If the script is executed from within a Git repository accessible to Slurm
workers, automodel will use the repository source over the installation
inside the container image (it prepends `$CWD` to `PYTHONPATH` when it
detects an editable checkout).

```bash
git clone git@github.com:NVIDIA-NeMo/Automodel.git automodel_test_repo
cd automodel_test_repo/
sbatch slurm.sub
```

## Customize Configuration Settings

You can customize training by following the steps in this section.

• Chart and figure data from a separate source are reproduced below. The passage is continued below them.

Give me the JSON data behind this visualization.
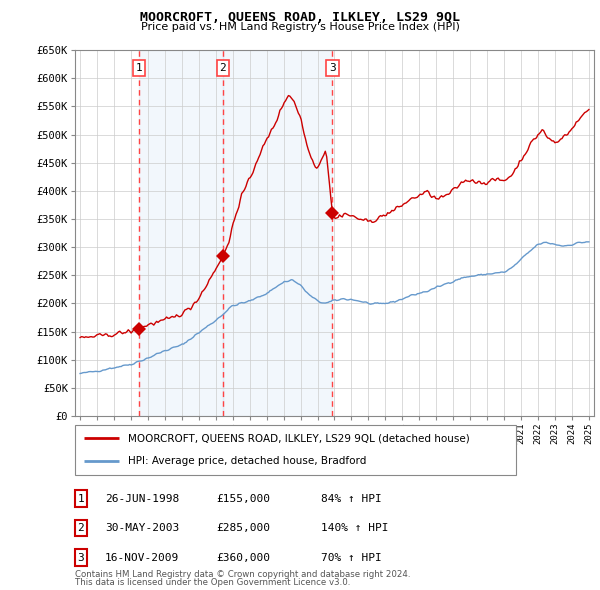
{
  "title": "MOORCROFT, QUEENS ROAD, ILKLEY, LS29 9QL",
  "subtitle": "Price paid vs. HM Land Registry's House Price Index (HPI)",
  "legend_line1": "MOORCROFT, QUEENS ROAD, ILKLEY, LS29 9QL (detached house)",
  "legend_line2": "HPI: Average price, detached house, Bradford",
  "footer1": "Contains HM Land Registry data © Crown copyright and database right 2024.",
  "footer2": "This data is licensed under the Open Government Licence v3.0.",
  "sale_entries": [
    {
      "num": 1,
      "date": "26-JUN-1998",
      "price": "£155,000",
      "pct": "84% ↑ HPI"
    },
    {
      "num": 2,
      "date": "30-MAY-2003",
      "price": "£285,000",
      "pct": "140% ↑ HPI"
    },
    {
      "num": 3,
      "date": "16-NOV-2009",
      "price": "£360,000",
      "pct": "70% ↑ HPI"
    }
  ],
  "sale_years": [
    1998.48,
    2003.41,
    2009.88
  ],
  "sale_prices": [
    155000,
    285000,
    360000
  ],
  "ylim": [
    0,
    650000
  ],
  "xlim": [
    1994.7,
    2025.3
  ],
  "red_color": "#cc0000",
  "blue_color": "#6699cc",
  "dashed_color": "#ff4444",
  "shade_color": "#ddeeff",
  "yticks": [
    0,
    50000,
    100000,
    150000,
    200000,
    250000,
    300000,
    350000,
    400000,
    450000,
    500000,
    550000,
    600000,
    650000
  ],
  "ytick_labels": [
    "£0",
    "£50K",
    "£100K",
    "£150K",
    "£200K",
    "£250K",
    "£300K",
    "£350K",
    "£400K",
    "£450K",
    "£500K",
    "£550K",
    "£600K",
    "£650K"
  ]
}
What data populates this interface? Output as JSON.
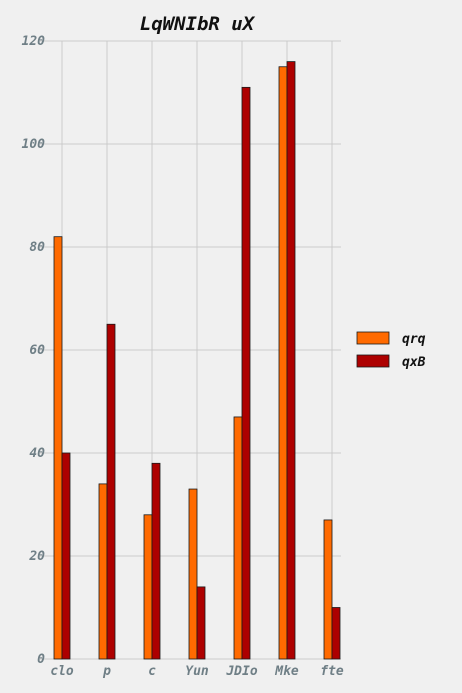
{
  "chart_data": {
    "type": "bar",
    "title": "LqWNIbR uX",
    "xlabel": "",
    "ylabel": "",
    "categories": [
      "clo",
      "p",
      "c",
      "Yun",
      "JDIo",
      "Mke",
      "fte"
    ],
    "series": [
      {
        "name": "qrq",
        "color": "#ff6a00",
        "values": [
          82,
          34,
          28,
          33,
          47,
          115,
          27
        ]
      },
      {
        "name": "qxB",
        "color": "#ad0000",
        "values": [
          40,
          65,
          38,
          14,
          111,
          116,
          10
        ]
      }
    ],
    "ylim": [
      0,
      120
    ],
    "yticks": [
      0,
      20,
      40,
      60,
      80,
      100,
      120
    ],
    "grid": true,
    "legend_position": "right",
    "background_color": "#f0f0f0",
    "grid_color": "#cbcbcb"
  }
}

1. **Override config values**: Edit the `CONFIG` variable and add CLI overrides
   in your torchrun command inside the sbatch script. For example, to change
   the model:
   ```bash
   -m nemo_automodel.cli.app ${CONFIG} --model.pretrained_model_name_or_path Qwen/Qwen3-0.6B
   ```

2. **Edit the config file**: Modify the YAML directly for persistent changes.

3. **Create custom configs**: Copy and modify existing configurations from the `examples/` directory.

For single-node workflows, see our [Run on Your Local Workstation](/job-launchers/local-workstation) guide.